Security personnel at Waterloo Station
Security personnel stand guard outside a police cordon at Waterloo Station, central London on March 5, 2019, following a report of a suspicious package at the station. TOLGA AKMEN/AFP/Getty Images

London police this week are investigating incidents in which small explosive devices were delivered to the offices of three major transportation centers in the metropolitan area, including two airports and one train station.

London's Metropolitan Police Service said that the devices, which were delivered on Monday, "appear[ed] capable of igniting an initially small fire when opened."

This was proven to be the case after a Heathrow staff member unsealed one of the packages, delivered to Heathrow's offices near the airport grounds at 9:55 a.m. local time.

Part of the package burned when the device went off, and no injuries were sustained by the person who opened it or by any surrounding personnel.

While the office was evacuated, no incoming or outgoing flights were affected by the incident.

Later that day, another device was reported at the Waterloo Station mail room around 11:40 a.m. The last was found at City Airport, a local commercial air transit hub, before noon. Neither of the packages was opened.

According to Britain's Office of Rail and Road, approximately 94,355,000 passed through Waterloo train station in 2018, making it the most popular train station in the city.

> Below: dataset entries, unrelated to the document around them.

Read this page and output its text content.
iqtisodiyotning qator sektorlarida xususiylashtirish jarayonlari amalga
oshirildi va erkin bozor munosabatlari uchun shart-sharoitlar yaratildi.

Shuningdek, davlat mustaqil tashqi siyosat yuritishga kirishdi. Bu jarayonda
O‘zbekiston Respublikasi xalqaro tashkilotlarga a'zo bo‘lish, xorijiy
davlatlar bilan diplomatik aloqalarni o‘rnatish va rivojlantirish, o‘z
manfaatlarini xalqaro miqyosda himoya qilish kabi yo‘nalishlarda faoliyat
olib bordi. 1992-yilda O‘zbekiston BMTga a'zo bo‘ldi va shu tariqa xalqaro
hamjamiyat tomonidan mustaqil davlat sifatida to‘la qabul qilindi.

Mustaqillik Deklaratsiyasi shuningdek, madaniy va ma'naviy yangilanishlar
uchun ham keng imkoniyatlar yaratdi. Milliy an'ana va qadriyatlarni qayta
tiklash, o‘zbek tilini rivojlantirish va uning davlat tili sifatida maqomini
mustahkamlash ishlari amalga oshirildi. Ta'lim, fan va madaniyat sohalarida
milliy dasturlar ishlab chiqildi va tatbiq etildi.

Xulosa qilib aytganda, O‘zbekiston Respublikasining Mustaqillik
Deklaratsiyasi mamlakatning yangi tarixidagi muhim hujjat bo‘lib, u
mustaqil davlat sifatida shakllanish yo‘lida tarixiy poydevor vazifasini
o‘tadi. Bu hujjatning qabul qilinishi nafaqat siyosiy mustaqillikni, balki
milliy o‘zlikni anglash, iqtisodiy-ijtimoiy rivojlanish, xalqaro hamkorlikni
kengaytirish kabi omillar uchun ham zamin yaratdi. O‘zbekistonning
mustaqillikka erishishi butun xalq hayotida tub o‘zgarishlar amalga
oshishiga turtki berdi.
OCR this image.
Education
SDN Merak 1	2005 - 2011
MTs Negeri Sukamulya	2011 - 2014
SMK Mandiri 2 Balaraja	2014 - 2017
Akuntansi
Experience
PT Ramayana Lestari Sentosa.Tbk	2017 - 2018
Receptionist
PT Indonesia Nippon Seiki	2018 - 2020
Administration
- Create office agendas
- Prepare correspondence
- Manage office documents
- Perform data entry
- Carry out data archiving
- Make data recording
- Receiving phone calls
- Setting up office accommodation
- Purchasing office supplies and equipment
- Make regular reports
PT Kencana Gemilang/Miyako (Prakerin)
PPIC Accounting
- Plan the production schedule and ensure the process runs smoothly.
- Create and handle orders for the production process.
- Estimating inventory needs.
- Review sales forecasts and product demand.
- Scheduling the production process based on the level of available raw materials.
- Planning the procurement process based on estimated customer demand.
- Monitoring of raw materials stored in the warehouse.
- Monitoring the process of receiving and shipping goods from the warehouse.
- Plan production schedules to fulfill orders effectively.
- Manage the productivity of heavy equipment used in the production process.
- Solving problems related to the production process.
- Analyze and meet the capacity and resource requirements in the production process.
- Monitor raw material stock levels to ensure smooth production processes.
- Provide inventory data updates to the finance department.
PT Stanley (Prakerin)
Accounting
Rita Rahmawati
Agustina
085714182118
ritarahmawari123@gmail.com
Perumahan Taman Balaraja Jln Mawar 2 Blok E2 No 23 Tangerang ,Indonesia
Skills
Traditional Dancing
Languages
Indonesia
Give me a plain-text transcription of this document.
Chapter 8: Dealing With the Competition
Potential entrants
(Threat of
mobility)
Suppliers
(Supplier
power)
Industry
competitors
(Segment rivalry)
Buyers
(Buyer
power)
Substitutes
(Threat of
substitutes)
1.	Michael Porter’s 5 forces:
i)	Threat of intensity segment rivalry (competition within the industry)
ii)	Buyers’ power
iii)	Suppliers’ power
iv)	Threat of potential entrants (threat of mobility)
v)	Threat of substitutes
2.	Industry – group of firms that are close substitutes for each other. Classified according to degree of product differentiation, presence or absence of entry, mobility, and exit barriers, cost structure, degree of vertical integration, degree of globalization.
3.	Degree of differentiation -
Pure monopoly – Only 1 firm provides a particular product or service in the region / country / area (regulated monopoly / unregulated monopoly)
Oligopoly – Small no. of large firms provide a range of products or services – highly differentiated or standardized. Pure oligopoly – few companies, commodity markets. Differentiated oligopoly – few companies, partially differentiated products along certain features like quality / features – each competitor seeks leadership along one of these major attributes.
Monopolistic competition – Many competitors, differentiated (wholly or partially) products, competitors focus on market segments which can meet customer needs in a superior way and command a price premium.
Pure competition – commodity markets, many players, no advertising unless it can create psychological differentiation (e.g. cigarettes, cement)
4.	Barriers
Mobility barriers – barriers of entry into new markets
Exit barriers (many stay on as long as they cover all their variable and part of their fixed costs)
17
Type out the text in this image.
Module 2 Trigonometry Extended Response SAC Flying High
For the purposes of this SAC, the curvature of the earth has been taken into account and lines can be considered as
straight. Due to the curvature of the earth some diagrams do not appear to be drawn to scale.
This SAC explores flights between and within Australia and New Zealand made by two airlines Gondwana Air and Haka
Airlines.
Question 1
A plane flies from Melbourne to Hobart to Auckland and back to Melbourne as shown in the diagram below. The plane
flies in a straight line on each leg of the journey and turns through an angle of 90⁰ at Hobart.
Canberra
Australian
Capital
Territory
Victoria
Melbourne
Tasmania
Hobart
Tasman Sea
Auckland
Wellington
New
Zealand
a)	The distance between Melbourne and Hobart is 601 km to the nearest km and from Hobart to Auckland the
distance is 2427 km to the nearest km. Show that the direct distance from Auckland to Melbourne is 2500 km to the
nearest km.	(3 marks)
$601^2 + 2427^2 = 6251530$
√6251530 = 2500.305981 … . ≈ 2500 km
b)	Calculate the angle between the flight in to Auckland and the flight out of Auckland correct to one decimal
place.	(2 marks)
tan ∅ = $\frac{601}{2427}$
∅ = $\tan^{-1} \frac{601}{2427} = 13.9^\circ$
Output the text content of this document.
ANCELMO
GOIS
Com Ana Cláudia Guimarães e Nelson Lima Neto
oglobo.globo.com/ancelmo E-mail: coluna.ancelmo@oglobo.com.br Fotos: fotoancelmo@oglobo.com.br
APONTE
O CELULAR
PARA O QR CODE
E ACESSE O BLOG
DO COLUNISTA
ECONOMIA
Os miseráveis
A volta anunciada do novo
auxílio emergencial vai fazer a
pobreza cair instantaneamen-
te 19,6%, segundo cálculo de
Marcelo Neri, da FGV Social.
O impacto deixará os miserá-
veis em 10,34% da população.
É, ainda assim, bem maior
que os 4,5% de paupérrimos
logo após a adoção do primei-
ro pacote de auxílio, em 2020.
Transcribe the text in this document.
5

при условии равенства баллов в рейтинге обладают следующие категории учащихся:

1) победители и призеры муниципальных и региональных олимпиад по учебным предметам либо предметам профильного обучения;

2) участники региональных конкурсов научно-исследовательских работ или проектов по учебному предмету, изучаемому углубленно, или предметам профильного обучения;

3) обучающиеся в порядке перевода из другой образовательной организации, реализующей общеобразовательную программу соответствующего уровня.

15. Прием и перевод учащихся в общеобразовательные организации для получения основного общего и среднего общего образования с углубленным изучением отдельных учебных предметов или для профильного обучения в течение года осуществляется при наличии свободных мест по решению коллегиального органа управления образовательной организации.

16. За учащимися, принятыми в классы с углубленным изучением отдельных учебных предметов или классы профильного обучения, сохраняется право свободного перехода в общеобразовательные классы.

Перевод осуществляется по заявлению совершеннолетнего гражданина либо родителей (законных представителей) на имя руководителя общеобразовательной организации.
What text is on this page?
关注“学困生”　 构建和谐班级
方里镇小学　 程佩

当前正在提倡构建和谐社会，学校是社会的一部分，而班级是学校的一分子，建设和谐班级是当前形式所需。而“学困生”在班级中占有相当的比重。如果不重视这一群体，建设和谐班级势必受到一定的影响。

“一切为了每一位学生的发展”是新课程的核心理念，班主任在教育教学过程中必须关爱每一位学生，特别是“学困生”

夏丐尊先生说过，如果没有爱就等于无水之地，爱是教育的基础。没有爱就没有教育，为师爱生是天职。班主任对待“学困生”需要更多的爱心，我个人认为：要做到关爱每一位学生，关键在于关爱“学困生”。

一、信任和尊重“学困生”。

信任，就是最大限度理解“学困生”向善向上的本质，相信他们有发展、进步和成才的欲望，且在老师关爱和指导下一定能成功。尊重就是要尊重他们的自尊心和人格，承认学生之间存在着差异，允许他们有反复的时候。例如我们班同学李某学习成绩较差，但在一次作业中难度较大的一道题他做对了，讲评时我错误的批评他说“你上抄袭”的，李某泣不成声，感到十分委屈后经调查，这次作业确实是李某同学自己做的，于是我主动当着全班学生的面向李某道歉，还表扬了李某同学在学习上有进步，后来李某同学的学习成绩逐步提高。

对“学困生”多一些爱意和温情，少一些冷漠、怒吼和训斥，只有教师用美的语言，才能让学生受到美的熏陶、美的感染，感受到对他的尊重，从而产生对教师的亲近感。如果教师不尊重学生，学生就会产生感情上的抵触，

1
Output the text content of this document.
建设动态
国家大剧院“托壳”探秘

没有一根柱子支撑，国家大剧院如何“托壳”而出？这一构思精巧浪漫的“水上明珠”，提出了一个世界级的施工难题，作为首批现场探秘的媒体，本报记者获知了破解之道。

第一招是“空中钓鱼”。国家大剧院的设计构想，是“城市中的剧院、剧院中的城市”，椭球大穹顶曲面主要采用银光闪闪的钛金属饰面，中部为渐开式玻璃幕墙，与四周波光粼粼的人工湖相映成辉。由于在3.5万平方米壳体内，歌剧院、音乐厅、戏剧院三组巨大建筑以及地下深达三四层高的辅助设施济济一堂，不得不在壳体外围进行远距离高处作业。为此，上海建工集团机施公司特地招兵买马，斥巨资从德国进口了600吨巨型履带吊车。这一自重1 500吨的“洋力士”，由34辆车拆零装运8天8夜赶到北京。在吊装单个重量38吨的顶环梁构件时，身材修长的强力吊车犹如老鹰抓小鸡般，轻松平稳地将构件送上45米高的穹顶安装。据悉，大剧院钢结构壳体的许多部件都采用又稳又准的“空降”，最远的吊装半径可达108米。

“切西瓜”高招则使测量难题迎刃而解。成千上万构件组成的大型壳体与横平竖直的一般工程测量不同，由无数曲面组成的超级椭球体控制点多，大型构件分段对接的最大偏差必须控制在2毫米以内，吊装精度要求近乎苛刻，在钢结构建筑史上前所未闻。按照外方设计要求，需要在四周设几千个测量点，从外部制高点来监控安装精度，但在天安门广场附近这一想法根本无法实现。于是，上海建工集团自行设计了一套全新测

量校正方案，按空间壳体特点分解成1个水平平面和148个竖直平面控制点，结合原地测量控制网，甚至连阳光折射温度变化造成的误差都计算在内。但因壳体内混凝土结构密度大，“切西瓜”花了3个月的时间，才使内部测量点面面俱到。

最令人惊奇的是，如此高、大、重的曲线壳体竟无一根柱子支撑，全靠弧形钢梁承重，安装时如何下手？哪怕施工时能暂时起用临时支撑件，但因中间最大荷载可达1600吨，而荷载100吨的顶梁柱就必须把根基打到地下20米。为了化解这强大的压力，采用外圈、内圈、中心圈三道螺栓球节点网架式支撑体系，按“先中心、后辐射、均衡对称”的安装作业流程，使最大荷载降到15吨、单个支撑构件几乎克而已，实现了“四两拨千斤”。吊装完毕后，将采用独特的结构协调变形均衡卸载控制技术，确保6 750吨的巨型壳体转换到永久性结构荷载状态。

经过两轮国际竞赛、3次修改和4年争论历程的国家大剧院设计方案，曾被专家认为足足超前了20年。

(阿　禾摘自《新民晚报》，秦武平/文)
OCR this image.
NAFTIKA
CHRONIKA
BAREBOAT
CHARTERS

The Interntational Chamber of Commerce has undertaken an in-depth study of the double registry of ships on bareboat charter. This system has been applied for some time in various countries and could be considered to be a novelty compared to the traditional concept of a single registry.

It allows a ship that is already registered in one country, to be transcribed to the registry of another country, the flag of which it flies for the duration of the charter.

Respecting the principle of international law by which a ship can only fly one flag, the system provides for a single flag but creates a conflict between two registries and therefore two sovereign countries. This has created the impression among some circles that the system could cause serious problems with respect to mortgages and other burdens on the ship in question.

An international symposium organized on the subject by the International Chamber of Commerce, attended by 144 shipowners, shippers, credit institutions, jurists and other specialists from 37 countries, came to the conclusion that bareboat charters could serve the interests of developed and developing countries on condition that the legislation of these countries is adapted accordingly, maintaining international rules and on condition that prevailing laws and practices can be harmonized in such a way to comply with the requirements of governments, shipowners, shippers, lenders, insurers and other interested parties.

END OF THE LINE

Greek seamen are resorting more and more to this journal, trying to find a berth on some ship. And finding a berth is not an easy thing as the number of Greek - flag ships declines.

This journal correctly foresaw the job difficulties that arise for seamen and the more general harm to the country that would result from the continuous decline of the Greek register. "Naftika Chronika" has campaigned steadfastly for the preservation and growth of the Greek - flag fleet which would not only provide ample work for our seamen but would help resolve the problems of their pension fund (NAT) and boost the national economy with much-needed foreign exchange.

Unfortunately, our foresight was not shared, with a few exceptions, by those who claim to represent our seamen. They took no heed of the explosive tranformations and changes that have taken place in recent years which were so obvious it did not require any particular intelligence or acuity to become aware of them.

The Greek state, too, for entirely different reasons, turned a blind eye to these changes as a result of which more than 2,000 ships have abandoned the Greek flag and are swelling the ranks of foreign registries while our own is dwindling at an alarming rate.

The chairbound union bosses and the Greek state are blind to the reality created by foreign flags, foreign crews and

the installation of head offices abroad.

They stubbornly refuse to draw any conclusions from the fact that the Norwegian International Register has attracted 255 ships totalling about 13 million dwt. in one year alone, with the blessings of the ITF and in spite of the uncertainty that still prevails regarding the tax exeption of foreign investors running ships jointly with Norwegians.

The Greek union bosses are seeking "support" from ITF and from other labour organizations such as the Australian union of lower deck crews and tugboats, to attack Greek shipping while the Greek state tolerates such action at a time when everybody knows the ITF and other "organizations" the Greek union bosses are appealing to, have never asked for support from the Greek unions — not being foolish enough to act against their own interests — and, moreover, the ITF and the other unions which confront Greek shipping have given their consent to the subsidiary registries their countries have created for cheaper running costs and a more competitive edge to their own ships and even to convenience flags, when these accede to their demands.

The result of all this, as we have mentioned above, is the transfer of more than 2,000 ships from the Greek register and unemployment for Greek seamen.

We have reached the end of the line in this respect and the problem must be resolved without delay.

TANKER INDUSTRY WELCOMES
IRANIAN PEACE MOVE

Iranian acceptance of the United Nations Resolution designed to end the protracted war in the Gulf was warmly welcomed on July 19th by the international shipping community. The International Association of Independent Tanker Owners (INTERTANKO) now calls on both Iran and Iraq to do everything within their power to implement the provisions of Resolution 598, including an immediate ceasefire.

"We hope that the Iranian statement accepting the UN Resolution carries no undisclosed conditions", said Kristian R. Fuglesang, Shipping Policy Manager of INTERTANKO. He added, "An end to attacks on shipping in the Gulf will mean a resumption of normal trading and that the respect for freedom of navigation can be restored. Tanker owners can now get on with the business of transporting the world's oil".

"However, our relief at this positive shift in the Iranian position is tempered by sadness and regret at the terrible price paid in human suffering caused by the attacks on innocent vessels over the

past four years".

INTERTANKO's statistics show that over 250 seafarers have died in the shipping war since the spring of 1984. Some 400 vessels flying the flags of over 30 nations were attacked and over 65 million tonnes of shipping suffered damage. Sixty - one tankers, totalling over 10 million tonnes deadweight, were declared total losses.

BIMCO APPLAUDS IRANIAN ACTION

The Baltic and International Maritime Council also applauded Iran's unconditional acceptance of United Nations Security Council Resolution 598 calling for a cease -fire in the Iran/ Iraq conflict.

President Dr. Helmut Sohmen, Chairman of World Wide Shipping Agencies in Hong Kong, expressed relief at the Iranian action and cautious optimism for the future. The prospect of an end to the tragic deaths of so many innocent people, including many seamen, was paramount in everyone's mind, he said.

Heathrow, the largest out of five airports in the London metropolitan area, is similarly popular when it comes to foot traffic, with roughly 213,668 passing through its terminals and halls on a daily basis.

Photos obtained by Sky News correspondent Alistair Bunkall showed that the packages sent to Heathrow's office were sent with stamps designed with small hearts. The stamps were issued by Ireland's post office for Valentine's Day 2018.

The incidents are being investigated as "a linked series," according to a statement made by the U.K.'s Metropolitan Police Counter Terrorism Command, and they are "keeping an open mind regarding motives."

So far, no individual or group has claimed responsibility for sending the incendiary devices, and no arrests have been made.

Since the discovery of the packages, Scotland Yard has warned transit stations throughout the U.K. "to be vigilant," and London Mayor Sadiq Khan has asked London residents to do the same.

Irish police announced that they will be working with British counter-terrorism police on investigating the matter, though no other details have been given on the nature of the collaboration.

Transportation centers in the U.K. aren't the only ones that have been affected by the discovery of the devices. New York Gov. Andrew Cuomo has put travel hubs in the New York metropolitan area on high alert.

"The explosives found in London transportation hubs are stark reminders of the threats we face today," Cuomo said in a statement. "In the wake of this act of violence, New York stands with Britain and all our allies against terrorism in all its forms."